On gay rights, Scalia fought a losing battle. He warned in his 2003 dissent in Lawrence v. Texas, which struck down a state sodomy law, that the court was paving the way for same-sex marriage. He was not any happier to see his prediction come true.
When the court ruled 5 to 4 in 2015 that the Constitution forbade state laws that prohibited same-sex marriage, Scalia said the court had taken its most drastic step in overruling decisions made by the public.
“A system of government that makes the People subordinate to a committee of nine unelected lawyers does not deserve to be called a democracy,” he wrote in dissent.
His great triumph on the court came in writing the majority decision in District of Columbia v. Heller, the Second Amendment case.
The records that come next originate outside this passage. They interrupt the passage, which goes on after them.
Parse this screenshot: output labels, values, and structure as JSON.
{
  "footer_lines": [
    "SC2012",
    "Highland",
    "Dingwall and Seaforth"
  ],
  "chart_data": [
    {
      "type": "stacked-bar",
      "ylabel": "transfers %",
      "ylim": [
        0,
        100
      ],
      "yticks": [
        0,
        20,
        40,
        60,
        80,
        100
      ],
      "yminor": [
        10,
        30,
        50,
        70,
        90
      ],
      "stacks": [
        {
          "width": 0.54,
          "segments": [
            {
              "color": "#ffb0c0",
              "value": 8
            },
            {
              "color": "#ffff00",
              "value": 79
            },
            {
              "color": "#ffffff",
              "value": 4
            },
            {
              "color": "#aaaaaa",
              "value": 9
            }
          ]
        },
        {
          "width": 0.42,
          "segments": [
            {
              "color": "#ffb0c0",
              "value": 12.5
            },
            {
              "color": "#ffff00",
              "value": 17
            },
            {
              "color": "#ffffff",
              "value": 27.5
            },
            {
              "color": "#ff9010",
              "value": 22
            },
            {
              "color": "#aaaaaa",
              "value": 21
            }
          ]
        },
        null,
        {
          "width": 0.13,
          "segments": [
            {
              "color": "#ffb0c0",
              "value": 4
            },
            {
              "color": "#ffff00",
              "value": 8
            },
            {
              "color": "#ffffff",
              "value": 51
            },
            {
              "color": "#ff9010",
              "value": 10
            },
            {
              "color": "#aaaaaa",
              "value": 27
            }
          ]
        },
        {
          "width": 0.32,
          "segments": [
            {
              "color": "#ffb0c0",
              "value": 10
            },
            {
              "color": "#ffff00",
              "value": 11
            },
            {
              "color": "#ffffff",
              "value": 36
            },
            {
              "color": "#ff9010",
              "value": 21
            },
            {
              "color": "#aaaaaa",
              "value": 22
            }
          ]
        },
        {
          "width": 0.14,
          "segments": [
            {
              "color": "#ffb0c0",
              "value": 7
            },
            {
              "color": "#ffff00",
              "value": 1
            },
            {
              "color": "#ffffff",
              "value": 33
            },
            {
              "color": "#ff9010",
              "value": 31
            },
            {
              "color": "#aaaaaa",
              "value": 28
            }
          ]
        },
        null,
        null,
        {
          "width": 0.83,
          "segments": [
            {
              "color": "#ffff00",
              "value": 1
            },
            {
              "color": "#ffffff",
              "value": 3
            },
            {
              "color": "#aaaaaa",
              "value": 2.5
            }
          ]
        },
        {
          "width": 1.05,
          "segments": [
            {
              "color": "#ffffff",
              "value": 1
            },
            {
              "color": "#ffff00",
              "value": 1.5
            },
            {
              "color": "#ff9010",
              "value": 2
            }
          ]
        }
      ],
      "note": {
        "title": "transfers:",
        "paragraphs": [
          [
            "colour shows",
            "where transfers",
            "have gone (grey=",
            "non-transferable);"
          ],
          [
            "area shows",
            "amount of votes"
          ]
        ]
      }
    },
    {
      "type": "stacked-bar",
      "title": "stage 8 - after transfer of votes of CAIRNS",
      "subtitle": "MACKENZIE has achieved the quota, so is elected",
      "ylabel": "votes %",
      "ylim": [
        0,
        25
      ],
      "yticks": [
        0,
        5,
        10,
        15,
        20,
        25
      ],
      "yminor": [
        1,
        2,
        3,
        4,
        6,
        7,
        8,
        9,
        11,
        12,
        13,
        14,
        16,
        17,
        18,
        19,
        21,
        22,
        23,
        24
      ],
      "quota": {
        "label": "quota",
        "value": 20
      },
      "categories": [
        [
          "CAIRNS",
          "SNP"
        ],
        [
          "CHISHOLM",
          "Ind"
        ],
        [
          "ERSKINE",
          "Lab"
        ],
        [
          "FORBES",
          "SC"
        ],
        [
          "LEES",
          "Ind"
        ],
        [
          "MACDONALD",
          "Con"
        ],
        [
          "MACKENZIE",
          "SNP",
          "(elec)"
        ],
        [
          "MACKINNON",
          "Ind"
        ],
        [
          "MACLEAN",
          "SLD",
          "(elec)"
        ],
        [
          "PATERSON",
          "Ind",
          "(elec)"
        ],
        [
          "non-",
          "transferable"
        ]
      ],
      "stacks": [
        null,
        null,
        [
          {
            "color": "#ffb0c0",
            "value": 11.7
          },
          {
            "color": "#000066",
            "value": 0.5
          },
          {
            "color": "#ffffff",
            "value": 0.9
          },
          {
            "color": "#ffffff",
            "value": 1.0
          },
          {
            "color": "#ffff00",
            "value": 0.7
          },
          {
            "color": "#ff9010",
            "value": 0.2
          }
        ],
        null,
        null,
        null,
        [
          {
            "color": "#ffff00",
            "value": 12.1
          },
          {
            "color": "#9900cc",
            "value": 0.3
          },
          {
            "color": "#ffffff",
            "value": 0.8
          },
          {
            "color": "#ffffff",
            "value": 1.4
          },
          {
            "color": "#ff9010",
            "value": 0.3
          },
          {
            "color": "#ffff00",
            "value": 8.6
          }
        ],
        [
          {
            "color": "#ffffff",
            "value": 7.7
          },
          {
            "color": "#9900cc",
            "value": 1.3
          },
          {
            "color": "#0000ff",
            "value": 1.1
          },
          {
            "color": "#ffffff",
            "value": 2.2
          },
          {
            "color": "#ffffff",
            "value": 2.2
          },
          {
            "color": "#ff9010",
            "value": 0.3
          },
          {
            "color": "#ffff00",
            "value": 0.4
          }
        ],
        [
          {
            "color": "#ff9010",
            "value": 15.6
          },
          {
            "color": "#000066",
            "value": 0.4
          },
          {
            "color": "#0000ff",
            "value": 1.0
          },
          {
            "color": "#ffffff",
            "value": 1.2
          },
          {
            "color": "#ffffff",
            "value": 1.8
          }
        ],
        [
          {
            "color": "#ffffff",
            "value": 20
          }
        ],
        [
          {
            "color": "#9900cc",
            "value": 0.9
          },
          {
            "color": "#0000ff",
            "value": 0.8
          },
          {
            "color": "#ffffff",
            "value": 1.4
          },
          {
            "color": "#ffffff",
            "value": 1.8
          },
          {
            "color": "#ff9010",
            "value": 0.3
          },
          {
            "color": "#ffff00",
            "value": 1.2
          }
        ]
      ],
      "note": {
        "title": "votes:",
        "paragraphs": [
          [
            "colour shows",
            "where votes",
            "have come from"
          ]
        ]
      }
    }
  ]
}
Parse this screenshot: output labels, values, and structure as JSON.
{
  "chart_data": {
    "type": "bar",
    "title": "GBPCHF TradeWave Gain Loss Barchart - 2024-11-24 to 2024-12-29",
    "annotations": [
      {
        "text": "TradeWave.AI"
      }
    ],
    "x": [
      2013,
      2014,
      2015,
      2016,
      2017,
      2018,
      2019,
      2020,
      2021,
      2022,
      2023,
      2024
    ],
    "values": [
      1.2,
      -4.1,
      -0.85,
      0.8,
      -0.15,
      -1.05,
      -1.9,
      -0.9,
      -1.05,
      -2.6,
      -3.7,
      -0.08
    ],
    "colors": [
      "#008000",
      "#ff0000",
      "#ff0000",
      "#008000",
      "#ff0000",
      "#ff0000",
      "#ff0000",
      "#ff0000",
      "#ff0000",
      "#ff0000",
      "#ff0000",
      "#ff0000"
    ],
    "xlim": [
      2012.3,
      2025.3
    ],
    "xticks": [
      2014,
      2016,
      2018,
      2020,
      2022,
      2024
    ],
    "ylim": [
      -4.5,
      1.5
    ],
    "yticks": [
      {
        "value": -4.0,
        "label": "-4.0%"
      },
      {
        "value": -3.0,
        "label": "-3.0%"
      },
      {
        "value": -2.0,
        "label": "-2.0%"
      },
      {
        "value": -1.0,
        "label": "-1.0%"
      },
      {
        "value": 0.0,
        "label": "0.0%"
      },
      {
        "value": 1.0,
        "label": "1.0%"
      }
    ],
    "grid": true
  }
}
Most lower courts had long interpreted a 1939 Supreme Court case, United States v. Miller, to mean that the Second Amendment guaranteed the right to bear arms only to members of state militias like the National Guard.
Scalia’s opinion made it unmistakable that the Constitution requires more than that. The Second Amendment, he said, “surely elevates above all other interests the right of law-abiding, responsible citizens to use arms in defense of hearth and home.”
More than just a victory for gun rights, the case was significant for being fought on the originalist grounds that Scalia had long championed. He wrote 64 pages on why the authors of the Second Amendment meant to imply an individual right; Justice John Paul Stevens countered with 46 pages of history arguing only for the militia right.
Another victory for Scalia on the court might seem surprising for a conservative who was such a full-throated defender of the death penalty.
Crawford v. Washington marked a revolutionary change in criminal law. Writing for the majority in 2004, Scalia spelled out a bright-line rule that said “testimonial” statements by unavailable witnesses couldn’t be used as evidence in court unless the defendant had a prior opportunity for cross examination. Previously such statements were admissible if deemed sufficiently reliable by a judge.
The decision was a great win for criminal defense lawyers and one in which the Supreme Court majority blurred its usual conservative-liberal dividing lines.
Near the end of his tenure on the court, as Scalia was on the losing side in landmark decisions on issues such as gay rights, he condemned what he called “the practice of constitutional revision by an unelected committee of nine.”
In his dissent to the court’s 2015 decision in Obergefell v. Hodges recognizing a constitutional right for same-sex couples to marry, Scalia summed up his objections.
“Hubris is sometimes defined as o’erweening pride; and pride, we know, goeth before a fall,” he wrote. “. . . With each decision of ours that takes from the People a question properly left to them – with each decision that is unabashedly based not on law, but on the ‘reasoned judgment’ of a bare majority of this Court – we move one step closer to being reminded of our impotence.”
Gail Sullivan contributed to this report.